Per 1 juli 2012 zijn gemeenten verantwoordelijk voor de integrale hulp aan mensen met schulden. Wat gaat er veranderen?
Steeds meer Nederlands hebben last om financieel rond te komen. Ruim een kwart van de huishoudens heeft een betalingsachterstand. Het aantal schulden en de hoogte van die schulden zijn beide toegenomen. Opvallend is verder dat er momenteel meer werkende mensen zijn die schulden hebben dan mensen met een uitkering, reden voor Kamerlid Mariëtte Hamer om vragen te stellen aan staatssecretaris Paul de Krom van Sociale Zaken en Werkgelegenheid.
De Krom liet weten dat gemeenten met de nieuwe Wet gemeentelijke schuldhulpverlening sneller moeten en kunnen reageren, waardoor hun inwoners eerder hun uitgavenpatroon zullen aanpassen.
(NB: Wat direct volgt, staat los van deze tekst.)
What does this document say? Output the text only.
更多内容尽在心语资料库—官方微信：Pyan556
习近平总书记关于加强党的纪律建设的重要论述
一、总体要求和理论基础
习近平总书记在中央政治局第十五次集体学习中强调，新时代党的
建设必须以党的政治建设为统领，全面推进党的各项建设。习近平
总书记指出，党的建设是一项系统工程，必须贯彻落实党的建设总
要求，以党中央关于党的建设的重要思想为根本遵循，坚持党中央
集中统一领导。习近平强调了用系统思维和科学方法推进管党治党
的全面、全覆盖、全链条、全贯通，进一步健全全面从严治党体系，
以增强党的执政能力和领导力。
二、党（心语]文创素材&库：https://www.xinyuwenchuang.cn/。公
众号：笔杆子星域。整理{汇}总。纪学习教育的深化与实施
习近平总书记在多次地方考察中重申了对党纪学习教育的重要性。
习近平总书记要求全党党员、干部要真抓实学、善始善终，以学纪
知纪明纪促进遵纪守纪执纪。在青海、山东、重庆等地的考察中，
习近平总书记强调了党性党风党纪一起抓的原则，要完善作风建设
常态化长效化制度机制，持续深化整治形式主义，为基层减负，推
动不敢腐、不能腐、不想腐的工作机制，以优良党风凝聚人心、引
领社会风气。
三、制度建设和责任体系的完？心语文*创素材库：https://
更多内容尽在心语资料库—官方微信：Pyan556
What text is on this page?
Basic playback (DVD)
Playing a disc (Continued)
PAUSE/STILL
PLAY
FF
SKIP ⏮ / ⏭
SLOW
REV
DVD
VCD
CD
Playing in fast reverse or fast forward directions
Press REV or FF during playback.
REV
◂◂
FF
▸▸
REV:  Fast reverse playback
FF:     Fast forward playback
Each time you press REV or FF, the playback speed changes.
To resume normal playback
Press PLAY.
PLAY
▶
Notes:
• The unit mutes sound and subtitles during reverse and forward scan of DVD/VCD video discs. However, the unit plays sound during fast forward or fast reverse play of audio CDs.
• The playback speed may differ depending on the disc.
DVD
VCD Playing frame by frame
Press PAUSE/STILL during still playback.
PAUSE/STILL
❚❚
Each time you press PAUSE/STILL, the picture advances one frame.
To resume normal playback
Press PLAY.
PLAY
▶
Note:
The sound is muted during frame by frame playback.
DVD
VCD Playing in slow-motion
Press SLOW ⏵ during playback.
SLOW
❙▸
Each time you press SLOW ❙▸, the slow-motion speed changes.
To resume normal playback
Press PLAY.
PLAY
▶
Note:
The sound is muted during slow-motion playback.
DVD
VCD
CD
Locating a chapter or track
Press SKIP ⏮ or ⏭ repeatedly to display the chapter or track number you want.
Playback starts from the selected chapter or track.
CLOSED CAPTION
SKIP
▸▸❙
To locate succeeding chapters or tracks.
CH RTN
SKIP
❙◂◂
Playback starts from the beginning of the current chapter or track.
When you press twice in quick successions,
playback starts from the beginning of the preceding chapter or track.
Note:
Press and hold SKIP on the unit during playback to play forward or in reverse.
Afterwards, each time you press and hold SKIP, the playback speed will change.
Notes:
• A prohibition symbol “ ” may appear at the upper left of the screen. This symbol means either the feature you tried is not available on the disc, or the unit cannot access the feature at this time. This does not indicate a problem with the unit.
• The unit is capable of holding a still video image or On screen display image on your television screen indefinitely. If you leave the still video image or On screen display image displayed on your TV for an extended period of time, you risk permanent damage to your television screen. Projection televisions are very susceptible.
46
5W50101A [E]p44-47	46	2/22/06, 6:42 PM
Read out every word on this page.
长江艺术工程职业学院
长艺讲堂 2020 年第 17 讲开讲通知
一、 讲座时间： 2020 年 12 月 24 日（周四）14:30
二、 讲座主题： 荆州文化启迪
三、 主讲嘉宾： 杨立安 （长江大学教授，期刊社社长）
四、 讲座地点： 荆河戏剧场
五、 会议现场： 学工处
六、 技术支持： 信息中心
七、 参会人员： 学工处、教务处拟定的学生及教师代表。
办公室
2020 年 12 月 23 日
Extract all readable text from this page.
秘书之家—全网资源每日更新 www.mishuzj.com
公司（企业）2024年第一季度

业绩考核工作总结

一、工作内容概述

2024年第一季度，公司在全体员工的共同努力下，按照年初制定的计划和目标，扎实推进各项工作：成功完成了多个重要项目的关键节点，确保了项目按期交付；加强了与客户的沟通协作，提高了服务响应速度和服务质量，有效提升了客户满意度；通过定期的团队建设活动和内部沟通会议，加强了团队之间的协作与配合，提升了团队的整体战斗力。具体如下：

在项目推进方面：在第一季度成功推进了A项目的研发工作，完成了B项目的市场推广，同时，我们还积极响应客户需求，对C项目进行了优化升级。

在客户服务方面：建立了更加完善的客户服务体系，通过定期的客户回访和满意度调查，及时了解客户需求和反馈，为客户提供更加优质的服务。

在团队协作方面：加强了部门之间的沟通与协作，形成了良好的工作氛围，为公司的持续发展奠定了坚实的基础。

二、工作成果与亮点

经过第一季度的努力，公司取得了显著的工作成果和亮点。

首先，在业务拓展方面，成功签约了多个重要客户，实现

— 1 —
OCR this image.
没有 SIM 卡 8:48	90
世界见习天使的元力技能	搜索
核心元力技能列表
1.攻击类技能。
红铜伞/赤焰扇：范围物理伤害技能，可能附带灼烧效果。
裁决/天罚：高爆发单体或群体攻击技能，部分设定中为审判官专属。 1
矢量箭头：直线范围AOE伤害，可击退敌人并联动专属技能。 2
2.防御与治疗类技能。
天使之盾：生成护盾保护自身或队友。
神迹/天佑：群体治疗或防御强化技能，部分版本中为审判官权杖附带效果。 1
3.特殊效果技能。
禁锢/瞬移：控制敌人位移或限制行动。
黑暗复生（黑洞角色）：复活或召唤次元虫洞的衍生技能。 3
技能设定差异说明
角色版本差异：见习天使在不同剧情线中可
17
Dat is dan ook meteen een van de belangrijkste verschillen met de vroegere wet: gemeenten krijgen vier weken de tijd om te reageren op de situatie van een schuldenaar. Voor bedreigende schulden geldt een maximum van drie dagen.
Wet gemeentelijke schuldhulpverlening
Vanaf 1 juli zijn de huidige minnelijke schuldsanering en de wettelijke schuldsanering onderdeel van de bredere, nieuwe wet. De verantwoordelijkheid ligt meer dan ooit bij de gemeenten, die integraal moeten gaan werken. Verder moet preventie meer een rol spelen in die aanpak. De plannen voor die aanpak worden per gemeente voor maximaal vier jaar vastgelegd.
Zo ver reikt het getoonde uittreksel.